Similarly, in ‘Culture and Gender Politics in China–Vietnam Border Tourism …’ (Chan), certain cities along the borderlands of these countries are sexual and sensual playgrounds where the boundary separating victim/victimizer dissolves, and the enchanting epic dream of many working Vietnamese women of finding love with a relatively wealthy Chinese man rarely materializes. The women continue to play their seductive games, though while increasing their personal wealth and escaping the perceived torment of Vietnamese wedlock. If the borderlands are grey, the portrayal is brilliant.

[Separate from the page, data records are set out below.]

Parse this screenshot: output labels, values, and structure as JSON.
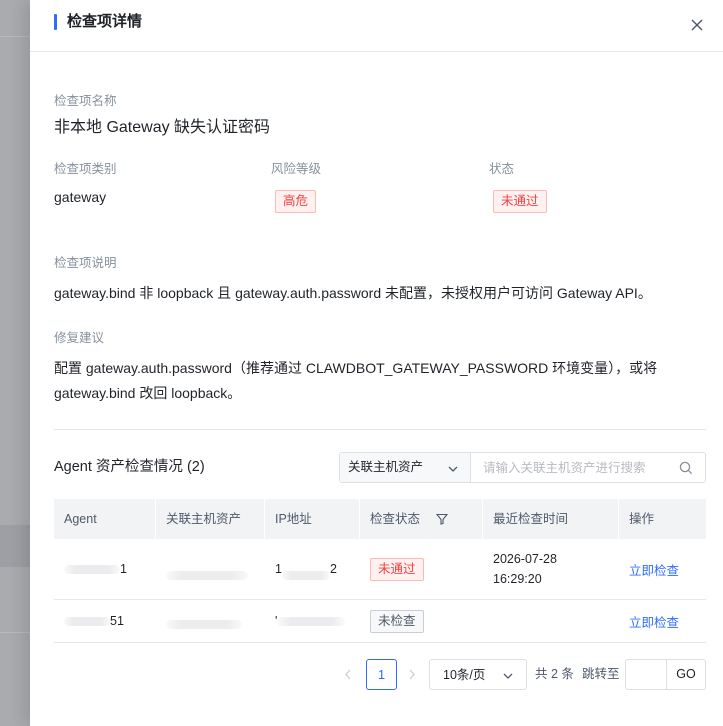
{
  "drawer": {
    "title": "检查项详情"
  },
  "detail": {
    "name_label": "检查项名称",
    "name_value": "非本地 Gateway 缺失认证密码",
    "category_label": "检查项类别",
    "category_value": "gateway",
    "risk_label": "风险等级",
    "risk_value": "高危",
    "status_label": "状态",
    "status_value": "未通过",
    "description_label": "检查项说明",
    "description_value": "gateway.bind 非 loopback 且 gateway.auth.password 未配置，未授权用户可访问 Gateway API。",
    "fix_label": "修复建议",
    "fix_value_line1": "配置 gateway.auth.password（推荐通过 CLAWDBOT_GATEWAY_PASSWORD 环境变量），或将",
    "fix_value_line2": "gateway.bind 改回 loopback。"
  },
  "assets": {
    "title": "Agent 资产检查情况 (2)",
    "filter_select": "关联主机资产",
    "search_placeholder": "请输入关联主机资产进行搜索",
    "columns": [
      "Agent",
      "关联主机资产",
      "IP地址",
      "检查状态",
      "最近检查时间",
      "操作"
    ],
    "rows": [
      {
        "agent": "1",
        "host": "",
        "ip_start": "1",
        "ip_end": "2",
        "status": "未通过",
        "time_date": "2026-07-28",
        "time_clock": "16:29:20",
        "action": "立即检查"
      },
      {
        "agent": "51",
        "host": "",
        "ip_start": "'",
        "ip_end": "",
        "status": "未检查",
        "time_date": "",
        "time_clock": "",
        "action": "立即检查"
      }
    ]
  },
  "pagination": {
    "current_page": "1",
    "page_size": "10条/页",
    "total": "共 2 条",
    "jump_label": "跳转至",
    "go_label": "GO"
  },
  "colors": {
    "accent": "#2f6bff",
    "danger": "#f53f3f"
  }
}
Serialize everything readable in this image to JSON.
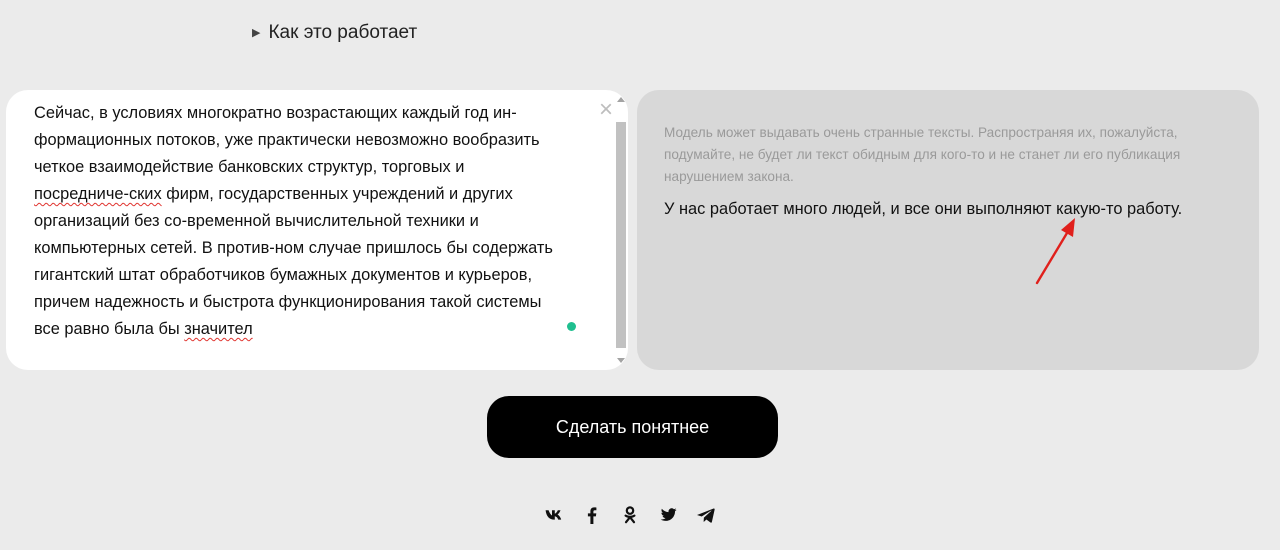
{
  "how_it_works": {
    "label": "Как это работает"
  },
  "input": {
    "lines": [
      {
        "text": "Сейчас, в условиях многократно возрастающих каждый год ин-"
      },
      {
        "text": "формационных потоков,  уже практически  невозможно  вообразить"
      },
      {
        "text": "четкое взаимодействие банковских структур,  торговых и"
      },
      {
        "pre": "",
        "spell": "посредниче-ских",
        "post": " фирм, государственных учреждений и других"
      },
      {
        "text": "организаций без со-временной вычислительной техники и"
      },
      {
        "text": "компьютерных сетей. В против-ном случае пришлось бы содержать"
      },
      {
        "text": "гигантский  штат  обработчиков бумажных документов и курьеров,"
      },
      {
        "text": "причем надежность и быстрота функционирования такой системы"
      },
      {
        "pre": "все равно была бы ",
        "spell": "значител",
        "post": ""
      }
    ],
    "clear_icon": "×"
  },
  "output": {
    "disclaimer_lines": [
      "Модель может выдавать очень странные тексты. Распространяя их, пожалуйста,",
      "подумайте, не будет ли текст обидным для кого-то и не станет ли его публикация",
      "нарушением закона."
    ],
    "result": "У нас работает много людей, и все они выполняют какую-то работу."
  },
  "submit": {
    "label": "Сделать понятнее"
  },
  "share": {
    "icons": [
      "vk-icon",
      "facebook-icon",
      "odnoklassniki-icon",
      "twitter-icon",
      "telegram-icon"
    ]
  },
  "colors": {
    "page_bg": "#ebebeb",
    "input_bg": "#ffffff",
    "output_bg": "#d8d8d8",
    "button_bg": "#000000",
    "status_dot": "#1fbf8f",
    "annotation": "#e0201c"
  }
}
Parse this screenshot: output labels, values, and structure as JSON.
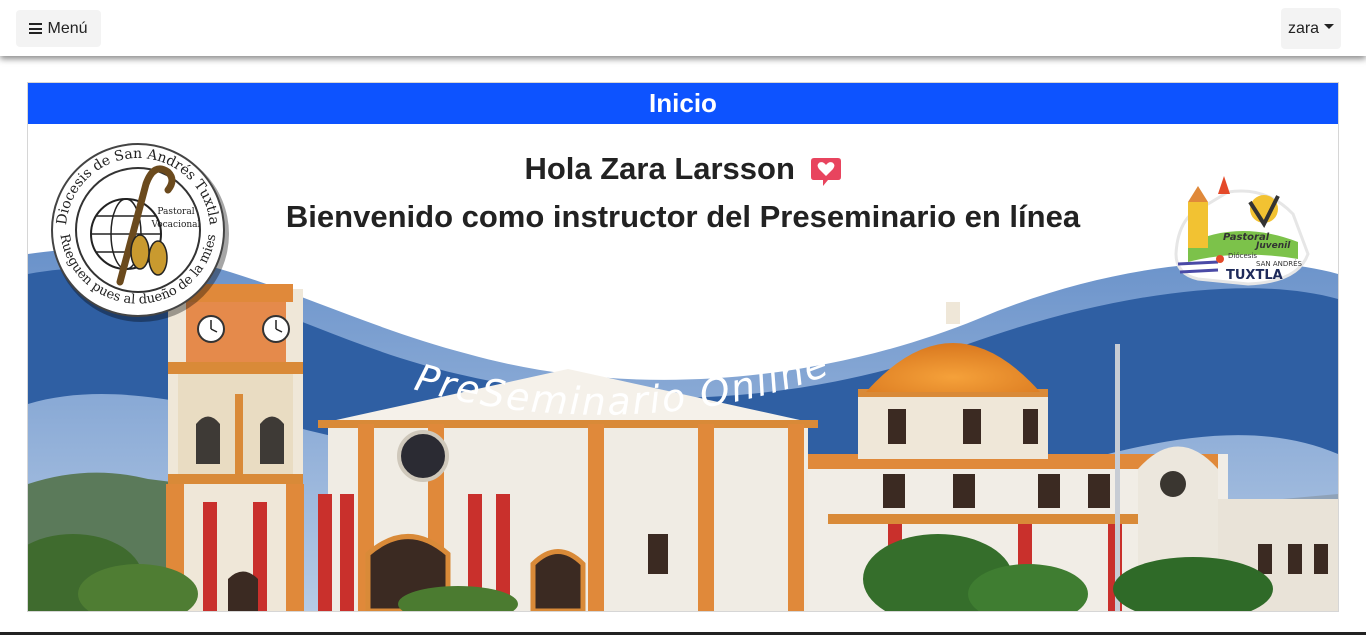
{
  "navbar": {
    "menu_label": "Menú",
    "user_label": "zara"
  },
  "card": {
    "header_title": "Inicio"
  },
  "banner": {
    "greeting": "Hola Zara Larsson",
    "welcome": "Bienvenido como instructor del Preseminario en línea",
    "wave_text": "PreSeminario Online",
    "left_logo_arc_top": "Diocesis de San Andrés Tuxtla",
    "left_logo_arc_bottom": "Rueguen pues al dueño de la mies",
    "left_logo_inner_1": "Pastoral",
    "left_logo_inner_2": "Vocacional",
    "right_logo_text_1": "Pastoral",
    "right_logo_text_2": "Juvenil",
    "right_logo_text_3": "Diócesis",
    "right_logo_text_4": "SAN ANDRÉS",
    "right_logo_text_5": "TUXTLA"
  },
  "colors": {
    "header_blue": "#0d53ff",
    "wave_blue": "#2f5fa3",
    "heart_pink": "#e8445e"
  },
  "icons": [
    "bars-icon",
    "caret-down-icon",
    "heart-message-icon"
  ]
}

‘Is the beach party over?…’ (Hampton and Hampton) asks the authors examining the impact of marine tourism on a coral reefs skirting Gili Trawangan, Indonesia. The study neatly applies a holistic approach, the forte of integrative geography that aims to relate geophysical processes with cultural ideas and practices. Yet, it is also evidence of the existential dilemma faced by tourists and their hosts in an age of merging, mixing and border crossing:
If Gili Trawangan is viewed through western eyes, then allowing the virtually un-checked growth of tourism, with its resultant environmental damage, appears to be somewhat myopic and short–termist. However, if seen through the eyes of a Gili Trawangan islander perhaps facing real hardship and uncertainty, then a western frame of reference becomes at least problematic. (Hampton and Hampton: 306)
What precise direction do our academic qua touristic eyes see, read and write from?
The beach party is just beginning in Brunei Darussalam apropos no mention in the book. Maybe one day we will not be flipping for Bali anymore.